Poster Thu, Jul 9, 2026 • 1:00 AM – 2:45 AM PDT HALL A #2210

Addressing Semantic Blind Spots in Text-to-SQL via Component Pre-generation and AST Matching Rewards

Xingyu Ma ⋅ Xin Tian ⋅ Lingxiang Wu ⋅ Xuepeng Wang ⋅ Zhilin Zhang ⋅ Xueming Tang ⋅ Jinqiao Wang

Abstract

In recent years, significant advancements in large language models have greatly propelled the development of Text-to-SQL tasks. However, due to the token-by-token sequential generation mechanism employed by these models, they encounter a semantic blind spot problem with respect to pending SQL components—the parts of the SQL query yet to be generated. Specifically, language models are unable to effectively utilize the semantic information of these pending SQL components during the generation of the final SQL query, which poses considerable challenges for generating complex SQL statements. To address this issue, we propose a novel thought process based on SQL components pre-generation and design a maximum connected subtree matching reward mechanism leveraging the SQL abstract syntax tree to improve the accuracy of local component generation.
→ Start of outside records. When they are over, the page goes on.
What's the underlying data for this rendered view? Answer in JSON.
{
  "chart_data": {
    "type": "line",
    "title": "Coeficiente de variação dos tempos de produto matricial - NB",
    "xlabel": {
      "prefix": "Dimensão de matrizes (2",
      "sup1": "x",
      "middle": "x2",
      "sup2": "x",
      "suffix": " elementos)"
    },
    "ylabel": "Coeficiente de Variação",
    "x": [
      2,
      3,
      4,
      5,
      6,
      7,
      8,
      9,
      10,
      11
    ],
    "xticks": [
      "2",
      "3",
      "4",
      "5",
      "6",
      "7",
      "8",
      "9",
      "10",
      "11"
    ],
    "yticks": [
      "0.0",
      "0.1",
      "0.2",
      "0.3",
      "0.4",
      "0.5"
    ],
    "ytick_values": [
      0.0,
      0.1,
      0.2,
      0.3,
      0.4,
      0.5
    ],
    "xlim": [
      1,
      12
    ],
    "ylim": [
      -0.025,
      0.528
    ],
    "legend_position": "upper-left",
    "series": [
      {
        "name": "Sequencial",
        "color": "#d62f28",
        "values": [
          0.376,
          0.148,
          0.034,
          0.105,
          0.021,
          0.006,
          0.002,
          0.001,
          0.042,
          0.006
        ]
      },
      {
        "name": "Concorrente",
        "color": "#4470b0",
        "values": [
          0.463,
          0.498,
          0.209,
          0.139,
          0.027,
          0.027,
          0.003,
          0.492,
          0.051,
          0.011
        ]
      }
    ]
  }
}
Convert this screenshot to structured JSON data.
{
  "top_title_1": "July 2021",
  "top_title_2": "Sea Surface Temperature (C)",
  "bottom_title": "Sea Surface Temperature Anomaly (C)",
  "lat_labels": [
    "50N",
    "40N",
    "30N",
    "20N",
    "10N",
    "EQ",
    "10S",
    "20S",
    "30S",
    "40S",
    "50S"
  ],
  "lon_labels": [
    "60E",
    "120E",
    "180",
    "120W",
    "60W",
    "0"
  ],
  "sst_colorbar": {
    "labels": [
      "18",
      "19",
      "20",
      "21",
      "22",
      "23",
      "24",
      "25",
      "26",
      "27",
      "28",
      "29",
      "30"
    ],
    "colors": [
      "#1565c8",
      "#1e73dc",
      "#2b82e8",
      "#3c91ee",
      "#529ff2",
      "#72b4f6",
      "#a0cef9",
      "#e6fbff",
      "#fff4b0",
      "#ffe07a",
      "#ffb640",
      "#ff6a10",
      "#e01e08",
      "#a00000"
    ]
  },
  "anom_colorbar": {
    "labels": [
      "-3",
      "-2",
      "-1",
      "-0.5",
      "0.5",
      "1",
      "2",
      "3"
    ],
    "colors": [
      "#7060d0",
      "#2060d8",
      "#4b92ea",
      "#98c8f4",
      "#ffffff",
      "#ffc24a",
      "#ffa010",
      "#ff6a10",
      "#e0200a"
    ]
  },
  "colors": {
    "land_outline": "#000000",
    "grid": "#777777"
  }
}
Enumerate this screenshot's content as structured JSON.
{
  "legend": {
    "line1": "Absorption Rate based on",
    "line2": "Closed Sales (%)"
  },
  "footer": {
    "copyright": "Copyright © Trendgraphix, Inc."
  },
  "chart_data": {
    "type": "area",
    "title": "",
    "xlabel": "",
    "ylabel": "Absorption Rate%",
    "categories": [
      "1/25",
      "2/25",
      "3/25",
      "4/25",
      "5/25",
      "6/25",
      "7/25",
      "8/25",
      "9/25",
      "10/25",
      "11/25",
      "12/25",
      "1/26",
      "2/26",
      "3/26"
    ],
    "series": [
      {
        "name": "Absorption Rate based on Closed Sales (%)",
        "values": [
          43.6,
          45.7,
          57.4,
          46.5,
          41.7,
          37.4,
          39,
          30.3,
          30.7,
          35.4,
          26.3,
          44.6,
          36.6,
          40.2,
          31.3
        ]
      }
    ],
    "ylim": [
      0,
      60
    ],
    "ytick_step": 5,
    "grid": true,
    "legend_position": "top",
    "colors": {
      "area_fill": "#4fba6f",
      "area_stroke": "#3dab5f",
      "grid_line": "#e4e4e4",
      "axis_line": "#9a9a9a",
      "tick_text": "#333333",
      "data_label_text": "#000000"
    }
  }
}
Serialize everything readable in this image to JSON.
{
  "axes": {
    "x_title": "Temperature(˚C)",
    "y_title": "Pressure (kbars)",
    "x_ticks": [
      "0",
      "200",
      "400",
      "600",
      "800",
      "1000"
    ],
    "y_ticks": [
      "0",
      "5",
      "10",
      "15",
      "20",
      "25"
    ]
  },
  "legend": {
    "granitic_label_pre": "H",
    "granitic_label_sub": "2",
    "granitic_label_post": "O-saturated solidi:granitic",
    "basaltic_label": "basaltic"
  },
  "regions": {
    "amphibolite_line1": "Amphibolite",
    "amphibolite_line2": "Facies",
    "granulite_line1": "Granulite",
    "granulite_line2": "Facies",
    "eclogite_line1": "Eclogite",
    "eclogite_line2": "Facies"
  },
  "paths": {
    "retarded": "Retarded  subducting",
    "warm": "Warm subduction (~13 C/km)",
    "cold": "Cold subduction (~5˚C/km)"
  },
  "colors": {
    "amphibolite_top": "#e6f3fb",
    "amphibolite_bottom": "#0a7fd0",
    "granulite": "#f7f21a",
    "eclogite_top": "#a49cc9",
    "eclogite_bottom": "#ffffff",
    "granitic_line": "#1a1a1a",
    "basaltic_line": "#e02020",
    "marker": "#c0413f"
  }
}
Extensive experiments demonstrate that, under comparable model parameter scales, our training approach achieves significant advantages, effectively enhancing the generation of complex SQL queries. Our method attains an execution accuracy EX of 65.78% on the BIRD-dev dataset and achieves state-of-the-art performance on the Spider-syn datasets.

Lay Summary

Many people need to find information stored in databases, but writing SQL queries requires specialized knowledge. Text-to-SQL systems aim to solve this problem by allowing users to ask questions in natural language and automatically converting them into database queries. However, current language models often have difficulty with complex questions because they generate queries from left to right and may not fully consider important query parts that will appear later. In this paper, we propose a method that encourages the model to first prepare meaningful parts of the query before producing the final SQL query. We also introduce a training signal that helps the model learn whether these parts are structurally correct. Our experiments show that this approach improves the accuracy of query generation, particularly for complex database questions.